SAMUEL FERNANDES
SÃO PAULO, SP (FOLHAPRESS)
Um levantamento publicado nesta segunda (24) concluiu que o Brasil teve sua primeira queda na publicação de artigos científicos desde 1996. A redução foi de 7,4% em 2022 em comparação ao ano anterior. O índice é o pior entre 51 países analisados e é igual ao da Ucrânia, que esteve em guerra pela maior parte de 2022.
Os dados foram compilados pela Agência Bori, serviço que conecta a imprensa e a ciência brasileira, e pela Elsevier, uma editora de publicações científicas. De início, foi definido que entrariam no levantamento somente aqueles países que publicaram mais de 10 mil artigos em 2021 – no caso, 51 nações. Elas já representam cerca de 95% de toda a produção científica mundial.
Optou-se pela base de dados Scopus, da Elsevier, para acessar o montante de artigos e seus respectivos países de publicação. Além do Brasil, outros 22 tiveram queda na produção científica. A contração aconteceu também em países ricos e com fortes instituições de pesquisa, como EUA, Inglaterra e França.
Mas o que chama a atenção de Estêvão Gamba, cientometrista da Agência Bori e um dos responsáveis pelo levantamento, é que foi o primeiro ano que ocorreu uma queda na produção de artigos brasileiros. “Desde 1996, que é quando essa base da Elsevier foi criada, é a primeira queda do Brasil.”
Em 2020, primeiro ano da pandemia de Covid-19, foram cerca de 77 mil artigos publicados nacionalmente. Um ano depois, esse número subiu para 80 mil e, em 2022, caiu para 74 mil. Gamba explica que o país sofria uma desaceleração no volume de textos publicados nos períodos científicos, mas ainda não tinha registrado uma contração comparada ao ano anterior – sempre subiu, mesmo que pouco.

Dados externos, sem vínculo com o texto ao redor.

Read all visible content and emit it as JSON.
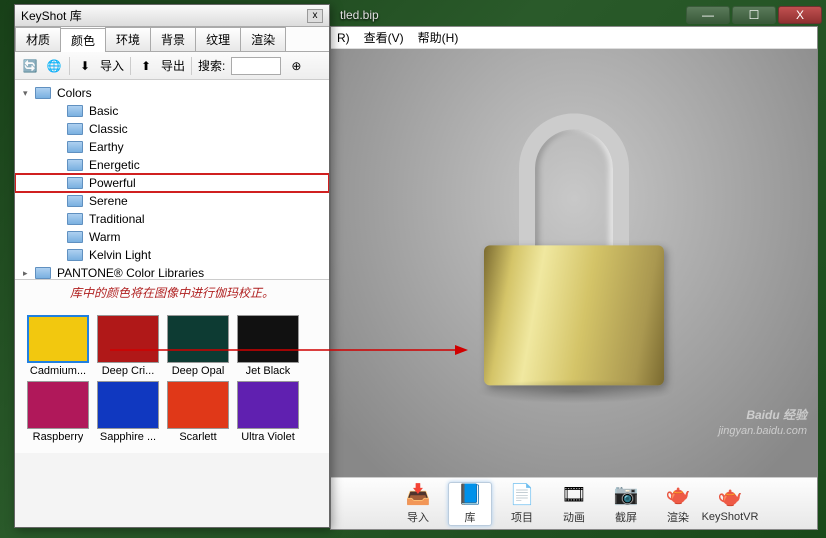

Outro aspecto preocupante é que a diminuição de 7,4% foi a maior registrada em todos os países. Somente a Ucrânia também chegou a esse percentual, mas o país do leste europeu esteve em guerra por quase todo 2022, o que pode explicar a queda.
No caso do Brasil, existem hipóteses diferentes para dar conta do encolhimento. Um deles, que também impactou outros países, foi a pandemia de Covid-19. Além desse, a falta de financiamento que a ciência brasileira passou nos últimos anos causa um efeito negativo no desenvolvimento de novos artigos. “Não se faz pesquisa sem dinheiro”, resume Gamba.

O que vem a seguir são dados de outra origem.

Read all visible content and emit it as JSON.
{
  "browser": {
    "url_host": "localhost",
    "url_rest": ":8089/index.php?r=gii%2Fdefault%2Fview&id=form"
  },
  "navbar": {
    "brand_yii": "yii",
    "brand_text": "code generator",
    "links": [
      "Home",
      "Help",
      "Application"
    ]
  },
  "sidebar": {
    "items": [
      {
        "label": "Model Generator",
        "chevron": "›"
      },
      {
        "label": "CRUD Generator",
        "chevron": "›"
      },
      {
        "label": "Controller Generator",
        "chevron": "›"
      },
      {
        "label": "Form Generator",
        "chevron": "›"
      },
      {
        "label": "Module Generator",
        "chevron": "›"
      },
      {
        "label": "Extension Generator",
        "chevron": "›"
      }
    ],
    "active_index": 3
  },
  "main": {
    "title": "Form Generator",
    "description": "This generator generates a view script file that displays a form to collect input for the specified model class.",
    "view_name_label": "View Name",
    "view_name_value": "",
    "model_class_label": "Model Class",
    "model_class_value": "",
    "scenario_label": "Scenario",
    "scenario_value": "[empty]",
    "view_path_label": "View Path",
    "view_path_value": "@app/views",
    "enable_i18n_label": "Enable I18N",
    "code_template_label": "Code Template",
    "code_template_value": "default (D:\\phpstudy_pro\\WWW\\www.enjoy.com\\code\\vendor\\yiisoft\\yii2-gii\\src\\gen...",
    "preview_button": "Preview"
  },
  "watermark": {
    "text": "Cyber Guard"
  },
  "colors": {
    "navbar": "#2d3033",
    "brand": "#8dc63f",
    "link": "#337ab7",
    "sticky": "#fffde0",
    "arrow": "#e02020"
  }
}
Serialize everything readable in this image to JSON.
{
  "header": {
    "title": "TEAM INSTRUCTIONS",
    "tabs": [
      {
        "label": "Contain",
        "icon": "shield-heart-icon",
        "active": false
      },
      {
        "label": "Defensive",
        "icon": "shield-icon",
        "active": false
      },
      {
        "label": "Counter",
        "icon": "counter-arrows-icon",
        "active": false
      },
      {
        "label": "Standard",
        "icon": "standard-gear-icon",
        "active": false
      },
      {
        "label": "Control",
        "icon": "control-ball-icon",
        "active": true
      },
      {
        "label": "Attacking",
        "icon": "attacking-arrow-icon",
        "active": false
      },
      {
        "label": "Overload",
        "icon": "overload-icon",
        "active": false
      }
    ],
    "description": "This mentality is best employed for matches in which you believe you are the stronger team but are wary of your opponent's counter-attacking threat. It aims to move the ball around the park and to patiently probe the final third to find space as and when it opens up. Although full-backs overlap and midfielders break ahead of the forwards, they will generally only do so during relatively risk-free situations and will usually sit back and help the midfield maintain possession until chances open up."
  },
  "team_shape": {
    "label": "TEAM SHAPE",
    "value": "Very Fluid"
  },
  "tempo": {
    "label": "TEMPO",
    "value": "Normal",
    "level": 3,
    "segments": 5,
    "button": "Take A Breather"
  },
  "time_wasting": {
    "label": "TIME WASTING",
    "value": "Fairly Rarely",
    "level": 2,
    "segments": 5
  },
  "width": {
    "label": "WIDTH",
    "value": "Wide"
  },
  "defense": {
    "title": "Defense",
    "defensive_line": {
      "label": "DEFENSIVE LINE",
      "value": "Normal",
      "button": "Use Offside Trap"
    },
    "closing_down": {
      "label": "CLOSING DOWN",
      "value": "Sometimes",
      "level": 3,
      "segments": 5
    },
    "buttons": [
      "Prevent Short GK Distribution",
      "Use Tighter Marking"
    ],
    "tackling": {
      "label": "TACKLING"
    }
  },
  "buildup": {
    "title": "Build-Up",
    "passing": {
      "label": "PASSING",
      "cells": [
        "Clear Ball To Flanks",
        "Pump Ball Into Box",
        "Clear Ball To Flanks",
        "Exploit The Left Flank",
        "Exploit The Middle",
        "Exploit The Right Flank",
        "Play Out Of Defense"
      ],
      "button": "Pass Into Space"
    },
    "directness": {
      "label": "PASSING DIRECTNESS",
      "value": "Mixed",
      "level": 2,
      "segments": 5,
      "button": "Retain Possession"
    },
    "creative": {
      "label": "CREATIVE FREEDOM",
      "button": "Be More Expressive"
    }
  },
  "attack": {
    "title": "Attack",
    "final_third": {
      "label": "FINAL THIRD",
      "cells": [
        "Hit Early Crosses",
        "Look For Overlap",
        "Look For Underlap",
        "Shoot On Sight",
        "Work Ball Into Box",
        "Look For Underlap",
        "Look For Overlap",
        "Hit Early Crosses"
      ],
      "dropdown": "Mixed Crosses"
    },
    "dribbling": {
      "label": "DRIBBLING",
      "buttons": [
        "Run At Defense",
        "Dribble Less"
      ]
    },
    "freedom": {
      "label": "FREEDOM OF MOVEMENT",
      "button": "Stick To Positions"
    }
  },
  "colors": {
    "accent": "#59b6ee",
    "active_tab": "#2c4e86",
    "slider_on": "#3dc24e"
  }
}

E a redução nacional pode continuar nos próximos anos. Isso porque a realização de uma pesquisa demora, juntamente com sua publicação. Gamba explica que a queda de 2022, por exemplo, é reflexo de pesquisas que deixaram de ser desenvolvidas em meados dos anos de 2019 e 2020.
Como a pandemia se arrastou por outros anos e também houve contingenciamento de verba, a produção nacional de artigos deve sofrer ainda. “A gente ainda vai continuar possivelmente observando a queda”, diz Gamba.
Mas em nível global a produção de artigos na totalidade cresceu. O aumento foi 6,1% em 2022 em comparação ao ano anterior. China, EUA e Índia são os três principais produtores de pesquisa – o Brasil ocupa a 14ª posição, mesma que já tinha em 2021.
Outros indicadores – A ciência de um país ou de uma instituição não é medida somente pela quantidade de artigos veiculados em periódicos. Outro indicador importante é a qualidade dessas publicações, que pode ser acessada, por exemplo, pelo volume de citações feitas em outros estudos. Quanto mais um artigo é citado, maior sua qualidade e relevância na área de pesquisa.
Por enquanto, o levantamento recém-divulgado não compilou informações sobre a qualidade, mas isso já está no horizonte da equipe, afirma Gamba. “A gente só está vendo a queda na produção, mas pode ter caído também a qualidade dos artigos”, conclui.